Using Internet Standards to Keep Kids Away from Adult Content Online

In an effort to block kids from online content intended for adults, some have argued that age-verification or age-assurance tools offer the possibility of simple, effective guardrails. 

In our brief to the Supreme Court last year, CDT laid out serious concerns these tools raise regarding privacy and First Amendment freedoms – in addition to questions about their efficacy. 

But that doesn’t mean technical solutions can’t address some valid concerns about adult content. In particular, two policies related to internet standards are worth pursuing right now.
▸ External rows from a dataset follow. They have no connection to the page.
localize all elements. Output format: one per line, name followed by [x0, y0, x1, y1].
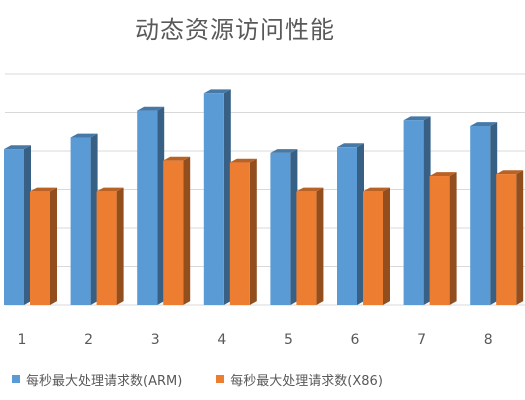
- bar-x86: [296, 187, 324, 305]
- x-tick-label: 3: [151, 332, 160, 348]
- bar-front: [70, 137, 91, 305]
- bar-side: [90, 133, 98, 305]
- bar-side: [516, 170, 524, 305]
- bar-side: [116, 187, 124, 305]
- bar-side: [357, 143, 364, 305]
- bar-x86: [496, 170, 524, 305]
- bar-top: [270, 149, 298, 153]
- bar-top: [296, 187, 324, 192]
- bar-top: [163, 156, 191, 161]
- bar-side: [490, 122, 498, 305]
- bar-side: [24, 145, 31, 305]
- bar-top: [30, 187, 57, 192]
- bar-side: [316, 187, 324, 305]
- bar-x86: [96, 187, 124, 305]
- bar-front: [137, 110, 158, 305]
- legend-label-x86: 每秒最大处理请求数(X86): [230, 373, 383, 389]
- bar-front: [270, 152, 291, 305]
- x-tick-label: 5: [284, 332, 293, 348]
- bar-side: [183, 156, 191, 305]
- bar-arm: [470, 122, 498, 305]
- bar-top: [429, 172, 457, 177]
- bar-side: [249, 158, 257, 305]
- bar-x86: [229, 158, 257, 305]
- x-tick-label: 6: [351, 332, 360, 348]
- bar-side: [423, 116, 431, 305]
- bar-top: [496, 170, 524, 175]
- bar-front: [470, 125, 491, 305]
- bar-side: [383, 187, 390, 305]
- bar-side: [50, 187, 57, 305]
- legend-item-x86: 每秒最大处理请求数(X86): [216, 370, 383, 389]
- bar-front: [296, 191, 317, 305]
- bar-side: [449, 172, 457, 305]
- legend-swatch-arm: [12, 375, 20, 383]
- bar-top: [229, 158, 257, 163]
- bar-top: [470, 122, 498, 126]
- x-tick-label: 8: [484, 332, 493, 348]
- bar-arm: [137, 106, 165, 305]
- x-tick-label: 4: [217, 332, 226, 348]
- bar-front: [163, 160, 184, 305]
- bar-arm: [403, 116, 431, 305]
- bar-front: [203, 93, 224, 305]
- bar-x86: [163, 156, 191, 305]
- bar-arm: [70, 133, 98, 305]
- bar-arm: [337, 143, 364, 305]
- bar-top: [203, 89, 231, 94]
- bar-front: [4, 149, 24, 305]
- bar-x86: [30, 187, 57, 305]
- legend: 每秒最大处理请求数(ARM) 每秒最大处理请求数(X86): [12, 369, 417, 389]
- bar-top: [4, 145, 31, 150]
- bar-front: [403, 120, 424, 305]
- bar-top: [363, 187, 390, 192]
- bar-side: [290, 149, 298, 305]
- x-tick-label: 2: [84, 332, 93, 348]
- legend-item-arm: 每秒最大处理请求数(ARM): [12, 370, 182, 389]
- bar-x86: [429, 172, 457, 305]
- bar-x86: [363, 187, 390, 305]
- bar-front: [96, 191, 117, 305]
- legend-label-arm: 每秒最大处理请求数(ARM): [26, 373, 183, 389]
- chart-title: 动态资源访问性能: [135, 16, 335, 44]
- x-tick-label: 1: [18, 332, 27, 348]
- bar-top: [403, 116, 431, 121]
- bar-front: [429, 176, 450, 305]
- legend-swatch-x86: [216, 375, 225, 383]
- bar-arm: [203, 89, 231, 306]
- bar-top: [70, 133, 98, 138]
- bar-side: [157, 106, 165, 305]
- bar-arm: [270, 149, 298, 305]
- bar-side: [223, 89, 231, 306]
- bar-top: [96, 187, 124, 192]
- bar-front: [363, 191, 383, 305]
- bar-top: [137, 106, 165, 111]
- bar-front: [496, 174, 517, 305]
- bar-front: [229, 162, 250, 305]
- x-tick-label: 7: [417, 332, 426, 348]
- bar-top: [337, 143, 364, 148]
- bar-front: [30, 191, 50, 305]
- bar-front: [337, 147, 357, 305]
- bar-arm: [4, 145, 31, 305]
First, parents can already set most children’s devices to block adult websites, which depends on sites labeling themselves as adults-only via metadata. Most adult content sites are happy to label themselves as adults-only: it’s cheap and easy, and allowing children to view their content raises legal, regulatory, ethical and commercial concerns that sites would rather avoid. Making these tools more robust — well-defined standards, widely adopted by websites and interpreted by web browsers and parental control tools — can make them more effective.

Alternatively, just as we allow users to request “safe mode” of Google search or YouTube, devices could be configured to request “safe mode” of other sites on the internet. Proactively alerting sites that there’s a young person (or just someone avoiding NSFW content) on the other end of the connection has the advantage of working on platforms that contain content appropriate for general audiences alongside content for adults only.

There’s plenty of work to do to implement these tools, but standards for sites to self-label and for users to indicate their content preferences are already being proposed.

It’s possible that in the future age-verification and age-assurance systems will be able to avoid the worst problems of the current systems, perhaps by associating a government-issued ID with unlinkable digital tokens that can be presented to a website without requiring someone to send a photo of an actual ID card or revealing a government-issued identifier. But for the time being, standards-based solutions like these provide the most practical opportunities both to protect children from adult content and to protect the rights of adults to access the content they want, while also avoiding severe privacy and security issues.